The attacks came within three minutes of each other. More bombs have been found in other parts of the city, officials said.
"The bomb threats are still active, especially from suicide attackers," said police spokesman Fred Enanga.
"We believe there are still more members of these domestic terror cells, especially the suicide bomb squad that has been created by the ADF."
A fourth attacker has been arrested and an explosive vest recovered, police said.
Two policemen were among the dead. Thirty-three others were injured in the blasts, including five critically.
Proceedings in parliament were called off and MPs advised not to come to the building following the attacks.
Cars parked near parliament went up in flames, while the explosion near the police station shattered windows.
"A booming sound like that from a big gun went off. The ground shook, my ears nearly went deaf," Peter Olupot, a bank guard who was close to the attack near parliament, told Reuters news agency.
IS gave a statement on its Telegram channel, then reported by its Amaq News Agency, saying that its members carried out the attacks.
Officials had blamed the Allied Democratic Forces (ADF), a rebel group which pledged its allegiance to IS in 2019.
Originally formed in Uganda but now based in the DR Congo, ADF increasingly carries out attacks in the name of IS.
There have been a number of bomb explosions in recent weeks. Last month, a 20-year-old waitress was killed after a device, left in a shopping bag, detonated in a bar in the city. Days later several people were injured when a suicide bomber blew himself up in a bus near Kampala.

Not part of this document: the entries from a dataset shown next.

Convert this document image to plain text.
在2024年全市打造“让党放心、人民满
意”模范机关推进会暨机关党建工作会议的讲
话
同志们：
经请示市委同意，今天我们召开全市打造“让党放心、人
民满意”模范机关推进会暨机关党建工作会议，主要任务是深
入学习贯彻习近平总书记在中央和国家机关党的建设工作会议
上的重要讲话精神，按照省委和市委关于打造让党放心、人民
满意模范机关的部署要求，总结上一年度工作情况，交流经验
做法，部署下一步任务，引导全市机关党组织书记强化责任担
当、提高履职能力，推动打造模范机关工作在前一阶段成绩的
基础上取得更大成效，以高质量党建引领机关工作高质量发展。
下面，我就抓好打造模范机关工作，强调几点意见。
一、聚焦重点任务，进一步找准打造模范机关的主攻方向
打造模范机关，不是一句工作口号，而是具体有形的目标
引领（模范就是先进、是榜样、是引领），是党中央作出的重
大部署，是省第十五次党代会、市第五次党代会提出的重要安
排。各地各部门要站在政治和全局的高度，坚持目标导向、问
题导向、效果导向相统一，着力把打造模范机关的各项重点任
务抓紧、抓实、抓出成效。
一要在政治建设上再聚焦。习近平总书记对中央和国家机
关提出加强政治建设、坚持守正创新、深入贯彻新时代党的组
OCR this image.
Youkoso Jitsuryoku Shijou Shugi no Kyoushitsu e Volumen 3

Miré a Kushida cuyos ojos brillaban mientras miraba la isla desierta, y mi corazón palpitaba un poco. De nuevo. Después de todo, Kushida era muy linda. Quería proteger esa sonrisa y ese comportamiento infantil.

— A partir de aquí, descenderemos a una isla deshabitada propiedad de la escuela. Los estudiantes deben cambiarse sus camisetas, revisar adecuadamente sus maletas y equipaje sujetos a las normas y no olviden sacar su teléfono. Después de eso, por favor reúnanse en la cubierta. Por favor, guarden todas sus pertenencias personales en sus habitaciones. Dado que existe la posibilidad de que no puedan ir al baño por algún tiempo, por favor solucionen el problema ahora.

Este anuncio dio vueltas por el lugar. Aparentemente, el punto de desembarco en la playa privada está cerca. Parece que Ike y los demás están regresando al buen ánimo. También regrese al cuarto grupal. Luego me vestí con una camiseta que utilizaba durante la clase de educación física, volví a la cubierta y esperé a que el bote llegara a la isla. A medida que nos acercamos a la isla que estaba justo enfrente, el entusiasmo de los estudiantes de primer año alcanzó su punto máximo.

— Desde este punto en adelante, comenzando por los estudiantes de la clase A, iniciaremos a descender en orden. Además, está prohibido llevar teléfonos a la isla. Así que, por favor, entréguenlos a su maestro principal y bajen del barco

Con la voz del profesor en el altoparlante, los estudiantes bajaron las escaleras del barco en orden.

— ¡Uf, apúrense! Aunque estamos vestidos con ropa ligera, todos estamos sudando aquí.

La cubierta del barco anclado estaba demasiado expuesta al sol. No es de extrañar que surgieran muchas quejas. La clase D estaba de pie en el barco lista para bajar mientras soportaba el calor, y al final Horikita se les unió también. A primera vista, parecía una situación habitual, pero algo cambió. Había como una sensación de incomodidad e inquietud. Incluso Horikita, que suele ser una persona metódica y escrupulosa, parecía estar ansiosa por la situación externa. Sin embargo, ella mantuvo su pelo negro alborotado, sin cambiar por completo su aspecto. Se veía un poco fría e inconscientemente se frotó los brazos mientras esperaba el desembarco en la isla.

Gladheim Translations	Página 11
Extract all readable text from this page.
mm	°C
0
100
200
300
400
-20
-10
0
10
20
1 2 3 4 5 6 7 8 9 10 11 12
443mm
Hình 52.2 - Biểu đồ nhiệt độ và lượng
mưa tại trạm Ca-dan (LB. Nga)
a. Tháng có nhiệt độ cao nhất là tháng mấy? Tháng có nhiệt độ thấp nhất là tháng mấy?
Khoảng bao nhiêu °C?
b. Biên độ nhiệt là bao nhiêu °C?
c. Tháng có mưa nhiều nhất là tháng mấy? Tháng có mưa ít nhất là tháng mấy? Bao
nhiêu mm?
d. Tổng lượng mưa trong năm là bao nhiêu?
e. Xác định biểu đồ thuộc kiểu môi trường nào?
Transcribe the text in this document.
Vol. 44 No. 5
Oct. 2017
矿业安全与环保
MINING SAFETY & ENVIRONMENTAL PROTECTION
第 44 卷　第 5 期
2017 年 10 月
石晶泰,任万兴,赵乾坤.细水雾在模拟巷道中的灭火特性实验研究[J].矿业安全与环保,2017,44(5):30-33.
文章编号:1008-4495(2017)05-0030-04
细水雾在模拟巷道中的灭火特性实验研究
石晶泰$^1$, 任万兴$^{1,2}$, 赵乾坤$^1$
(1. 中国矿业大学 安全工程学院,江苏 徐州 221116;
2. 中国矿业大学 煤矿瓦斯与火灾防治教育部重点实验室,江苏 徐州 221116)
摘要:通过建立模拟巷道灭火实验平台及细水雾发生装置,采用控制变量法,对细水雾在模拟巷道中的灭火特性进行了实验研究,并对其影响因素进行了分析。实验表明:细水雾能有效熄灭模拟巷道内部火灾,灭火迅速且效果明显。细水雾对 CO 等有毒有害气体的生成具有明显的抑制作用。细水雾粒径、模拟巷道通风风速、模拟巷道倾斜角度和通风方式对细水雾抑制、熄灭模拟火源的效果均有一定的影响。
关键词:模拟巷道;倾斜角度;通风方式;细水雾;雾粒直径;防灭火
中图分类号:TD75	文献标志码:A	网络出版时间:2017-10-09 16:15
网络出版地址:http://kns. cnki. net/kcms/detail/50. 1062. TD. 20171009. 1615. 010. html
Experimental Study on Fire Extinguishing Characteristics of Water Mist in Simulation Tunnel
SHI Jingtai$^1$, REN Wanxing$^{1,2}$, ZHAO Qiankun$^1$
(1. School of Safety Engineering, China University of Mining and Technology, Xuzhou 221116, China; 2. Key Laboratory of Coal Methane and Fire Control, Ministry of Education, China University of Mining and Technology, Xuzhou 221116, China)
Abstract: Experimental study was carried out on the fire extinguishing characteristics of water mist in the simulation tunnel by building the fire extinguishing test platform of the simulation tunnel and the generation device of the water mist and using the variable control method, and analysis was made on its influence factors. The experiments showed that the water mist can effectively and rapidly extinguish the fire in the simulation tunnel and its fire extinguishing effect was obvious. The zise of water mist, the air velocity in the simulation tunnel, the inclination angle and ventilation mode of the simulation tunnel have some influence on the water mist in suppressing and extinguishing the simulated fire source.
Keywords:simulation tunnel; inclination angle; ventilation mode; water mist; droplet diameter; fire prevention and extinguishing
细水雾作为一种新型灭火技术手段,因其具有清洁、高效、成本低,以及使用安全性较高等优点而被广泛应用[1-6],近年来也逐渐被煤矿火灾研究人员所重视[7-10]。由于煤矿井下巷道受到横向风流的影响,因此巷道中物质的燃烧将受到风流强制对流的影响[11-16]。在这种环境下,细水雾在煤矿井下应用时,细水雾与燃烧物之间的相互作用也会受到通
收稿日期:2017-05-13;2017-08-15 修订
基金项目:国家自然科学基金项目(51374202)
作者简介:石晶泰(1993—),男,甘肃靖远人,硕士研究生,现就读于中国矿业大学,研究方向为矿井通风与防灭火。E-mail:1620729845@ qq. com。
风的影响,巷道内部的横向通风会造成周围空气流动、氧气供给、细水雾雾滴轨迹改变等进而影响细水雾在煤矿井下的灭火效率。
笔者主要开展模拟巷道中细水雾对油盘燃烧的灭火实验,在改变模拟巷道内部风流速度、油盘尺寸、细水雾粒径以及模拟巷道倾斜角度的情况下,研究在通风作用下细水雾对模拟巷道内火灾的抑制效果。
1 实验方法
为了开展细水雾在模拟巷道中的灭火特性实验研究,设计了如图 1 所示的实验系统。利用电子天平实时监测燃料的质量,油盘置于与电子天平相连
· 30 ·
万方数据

IS claimed the first attack, while police said both had close links with ADF - including the bus bomber being on a wanted list of ADF members.
A dangerous fusion of domestic militancy and global extremism is threatening Uganda's security.
The ADF has been co-opted in recent years by IS - and this is the biggest attack it has been linked to in Uganda since they established relations.
The ADF is also known as the Central Africa Province of the Islamic State. An Islamist group in Mozambique uses the same name - and it is waging a brutal insurgency there.
The militants know their way around and can blend into the local population. IS provides them with tactical support, helps wage their propaganda campaign - and has given them a new mission.
Regional intelligence and security agencies will have to work more closely together to combat the threat, and the public will have to be more vigilant.